Consider the function f(n)=n if n<6  or f(n-1)*f(n-3)+2*f(n-3) if n>5.  Such functions are notoriously inefficient in non-imperative languages since they recompute smaller cases many times.   For this problem, you will explore two common ways to address this problem in the functional and logic paradigms, and evaluate the resulting performances.  First write 3 programs to implement the predicate f(+N,-Result), calling them f1, f2 and f3:
  1. The direct recursive implementation
  2. Use accumulator variables to pass as many 'previous' values as needed.
  3. Dynamically insert f(N,F) into the database as soon as you compute it, using one of prolog's assert/1 predicates (you should look through the documentation to pick the correct assert predicate).  Note that this essentially prevents you from ever reducing the same predicate/arguments twice. This is called memoization (also, tabling).  Some compilers for logic programming languages do it automatically; however, most imperative languages are too unclean for compilers to do safe memoization.
After getting your programs to work, compare their performances using prolog's time/1 predicate.  Write a brief 1-paragraph summary (in clearly labeled comments) comparing the performances of the direct, accumulator, and memoization approaches. 
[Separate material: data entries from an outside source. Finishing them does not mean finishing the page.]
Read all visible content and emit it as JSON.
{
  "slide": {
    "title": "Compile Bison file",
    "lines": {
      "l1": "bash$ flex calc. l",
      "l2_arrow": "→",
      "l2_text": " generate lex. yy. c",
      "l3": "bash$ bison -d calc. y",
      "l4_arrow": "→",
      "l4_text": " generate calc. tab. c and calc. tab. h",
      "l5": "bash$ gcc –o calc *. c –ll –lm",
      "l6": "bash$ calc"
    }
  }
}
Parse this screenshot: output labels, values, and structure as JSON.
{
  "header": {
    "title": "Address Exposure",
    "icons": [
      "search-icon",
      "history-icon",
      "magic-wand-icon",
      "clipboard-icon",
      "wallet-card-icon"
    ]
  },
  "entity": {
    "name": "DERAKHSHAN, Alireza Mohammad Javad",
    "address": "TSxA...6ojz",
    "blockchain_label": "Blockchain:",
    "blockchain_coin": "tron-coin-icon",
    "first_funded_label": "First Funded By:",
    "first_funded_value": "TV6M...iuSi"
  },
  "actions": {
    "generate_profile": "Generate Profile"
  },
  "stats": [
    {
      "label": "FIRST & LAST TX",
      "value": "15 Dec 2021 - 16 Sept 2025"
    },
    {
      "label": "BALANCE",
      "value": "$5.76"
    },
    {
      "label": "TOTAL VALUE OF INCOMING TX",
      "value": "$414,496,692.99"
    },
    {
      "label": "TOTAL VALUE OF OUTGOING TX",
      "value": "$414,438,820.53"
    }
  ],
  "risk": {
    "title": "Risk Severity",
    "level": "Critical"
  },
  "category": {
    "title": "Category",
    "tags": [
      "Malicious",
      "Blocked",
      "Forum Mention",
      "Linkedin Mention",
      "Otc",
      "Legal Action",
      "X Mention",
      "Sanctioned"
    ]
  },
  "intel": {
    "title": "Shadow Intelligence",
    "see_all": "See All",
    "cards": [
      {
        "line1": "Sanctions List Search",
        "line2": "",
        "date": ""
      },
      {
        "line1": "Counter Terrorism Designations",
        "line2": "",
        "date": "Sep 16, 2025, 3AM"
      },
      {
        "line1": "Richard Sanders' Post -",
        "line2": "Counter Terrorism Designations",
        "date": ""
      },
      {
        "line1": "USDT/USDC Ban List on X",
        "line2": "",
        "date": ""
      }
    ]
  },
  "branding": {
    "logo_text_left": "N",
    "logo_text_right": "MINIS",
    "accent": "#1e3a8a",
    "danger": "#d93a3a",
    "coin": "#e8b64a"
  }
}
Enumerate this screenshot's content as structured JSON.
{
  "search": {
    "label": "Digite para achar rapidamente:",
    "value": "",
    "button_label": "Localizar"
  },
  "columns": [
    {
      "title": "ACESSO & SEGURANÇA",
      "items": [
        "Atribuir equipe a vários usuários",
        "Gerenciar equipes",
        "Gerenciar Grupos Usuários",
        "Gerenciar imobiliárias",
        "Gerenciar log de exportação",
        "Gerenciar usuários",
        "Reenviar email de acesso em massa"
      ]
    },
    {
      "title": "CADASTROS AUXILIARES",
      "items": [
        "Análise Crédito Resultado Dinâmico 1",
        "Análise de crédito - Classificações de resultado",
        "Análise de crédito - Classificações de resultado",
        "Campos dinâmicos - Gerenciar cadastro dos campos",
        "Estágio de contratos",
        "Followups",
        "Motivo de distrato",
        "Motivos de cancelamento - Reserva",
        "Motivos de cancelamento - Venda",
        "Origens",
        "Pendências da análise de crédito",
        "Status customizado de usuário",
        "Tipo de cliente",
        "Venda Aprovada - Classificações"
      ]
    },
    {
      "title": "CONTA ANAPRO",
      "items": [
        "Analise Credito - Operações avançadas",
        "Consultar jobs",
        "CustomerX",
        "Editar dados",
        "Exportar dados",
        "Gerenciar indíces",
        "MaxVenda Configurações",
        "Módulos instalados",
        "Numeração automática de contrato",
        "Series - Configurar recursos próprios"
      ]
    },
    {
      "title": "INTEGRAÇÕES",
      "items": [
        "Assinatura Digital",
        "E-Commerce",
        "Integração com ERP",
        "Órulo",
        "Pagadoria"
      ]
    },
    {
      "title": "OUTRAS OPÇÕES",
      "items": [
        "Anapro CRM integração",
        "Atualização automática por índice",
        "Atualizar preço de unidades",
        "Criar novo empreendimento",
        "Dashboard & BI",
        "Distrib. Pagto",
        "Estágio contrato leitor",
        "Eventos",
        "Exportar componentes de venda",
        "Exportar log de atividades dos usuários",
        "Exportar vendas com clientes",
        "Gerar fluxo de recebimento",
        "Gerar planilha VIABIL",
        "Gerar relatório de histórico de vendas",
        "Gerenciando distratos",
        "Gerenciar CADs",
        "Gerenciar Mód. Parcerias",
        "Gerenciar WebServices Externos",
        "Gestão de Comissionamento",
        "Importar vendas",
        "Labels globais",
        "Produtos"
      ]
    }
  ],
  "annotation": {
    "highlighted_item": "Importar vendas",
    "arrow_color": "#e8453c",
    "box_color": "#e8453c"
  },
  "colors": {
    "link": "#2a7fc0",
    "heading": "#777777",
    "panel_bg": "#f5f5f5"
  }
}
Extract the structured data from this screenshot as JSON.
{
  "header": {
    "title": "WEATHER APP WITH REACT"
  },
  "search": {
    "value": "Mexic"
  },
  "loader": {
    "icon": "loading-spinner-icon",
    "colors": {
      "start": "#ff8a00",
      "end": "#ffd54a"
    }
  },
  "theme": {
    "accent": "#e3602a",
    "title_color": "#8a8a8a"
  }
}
Also explain whether or not a compiler in a language without referential transparency can implement memoization?  A 1 or 2 sentence explanation suffices.

Extra note: The use of assert and retract are considered VERY bad prolog style and to be avoided at all costs since they are essentially state variables.  In this course (and qualifiers), their use is absolutely illegal except where otherwise stated.  They are also often highly inefficient, since Prolog compiler optimization techniques often can't be applied  in the presence of these.

Problem 3

Create a small database with father/2 and mother/2 facts (make the first argument the parent and the 2nd argument the child).  There are no stepparents/etc. in this world. Make sure your database is sufficient to test the predicates you will write below. Write the following predicates (making non-specified modes as general as you can):
  1. onlyChild(+Person) succeeds if Person is an only child.
  2. siblings(+Person,Siblings) succeeds if Siblings is the set of Person's siblings. 
  3. cousinNthRemoved(+Person,N,Rem,Cousin) succeeds if Cousin is Person's Nth cousin Rem-removed. 
  4. allGenCousins(+Person,Gen,Cousins) succeeds if Cousins is the set of all cousins of Person in generation Gen (including 1st, 2nd, 3rd,... cousins). We define Person's generation to be generation 0.
You may wish to check here for useful definitions.

You may use Prolog's built-in higher-order predicates (bagof, setof, findall) for this problem. See SWI's help to learn about these. Note that you can achieve the equivalent effect using accumulators, though that makes the code ugly.

Submission

The programs should be submitted electronically to the grader and cc'd to me.  All programs should be in one file, named  <firstname>_<surname>_hw9.pl. 

Hints/Clarifications/Corrections

  1. You can get help on any built-in predicate by typing "help(<predicate>)" from the swi prompt.
  2. My implementation of the wolf-goat-cabbage puzzle ran essentially instantaneously, and it really shouldnt take much longer since there are only 16 possible states. SWI Prolog includes a profiler you can use if yours takes too long - type "profile(solve).".
  3. You may need to use dynamic/1 and multifile/1 when dynamically changing the database.  Use SWI's help (be careful to follow exactly what it says syntactically).
  4. If you are working with large structures, Prolog may just display part of it, with a "..." replacing other parts.  Prolog needs to do this since structures may be infinite (and to avoid flooding your screen even for finite structures).  If you want to see the entire structure, you can do one of two things:
    1. use print/1 or write/1 either in the query (e.g. query(...),print(X)) or in the program itself.
    2. Modify prolog's default print depth.  To view the current print depth, type  prolog_flag(toplevel_print_options,X).  To change the print depth, type set_prolog_flag(toplevel_print_options,<modified X>), where you have modified X to the appropriate print depth.